Rights group: Witness for report on Egypt detained
CAIRO (AP) -- Human Rights Watch said Monday one of the witnesses for its investigation into mass killings in Egypt last summer was detained, calling for his release.
The New York-based group said in a statement that the witness, Mohammed Tareq, was detained during a protest in Egypt's second-largest city of Alexandria on Friday and ordered held pending an investigation.
The group said Tareq's arrest appeared unrelated to his testimony on last summer's violent security force breakup of sit-ins by supporters of ousted President Mohammed Morsi.
But the group said according to Tareq's lawyer, among seven people initially arrested with him, Tareq was the only one who was beaten and had his home raided, signaling that he may be targeted for his testimony. Only Tareq and four others remain detained for 15 days pending an investigation.
Human Rights Watch said Tareq is investigated for allegedly illegally protesting, and of belonging to the Muslim Brotherhood, a group the government has branded a terrorist organization. The group called for Tareq and the other men to be released or for the prompt leveling of charges against them in a way that doesn't violate their rights.

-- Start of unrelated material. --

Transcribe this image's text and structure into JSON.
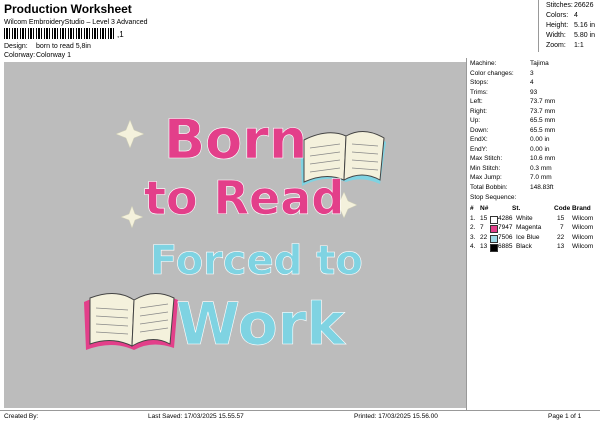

A security official said Tareq, who previously taught science at Alexandria University, is also accused of managing pages on social media sites that "incite against the police and military." The official spoke on condition of anonymity because he was not authorized to brief reporters.
Tareq had given testimony about the 2013 security crackdown on the sit-in at Rabaah al-Adawiya Square, including a recorded statement on how he was shot with live ammunition in his arm and chest.
Human Rights Watch said the killing of more than 800 protesters at the square was a likely crime against humanity, and called for an international inquiry into the role of government officials, including President Abdel-Fattah el-Sissi, who was Egypt's military chief at the time of the raid. The group interviewed at least 200 witnesses for its report.
At least 20,000 people have been arrested in a crackdown against protesters and supporters of Morsi since last year amid a wave of violent attacks against police and military troops.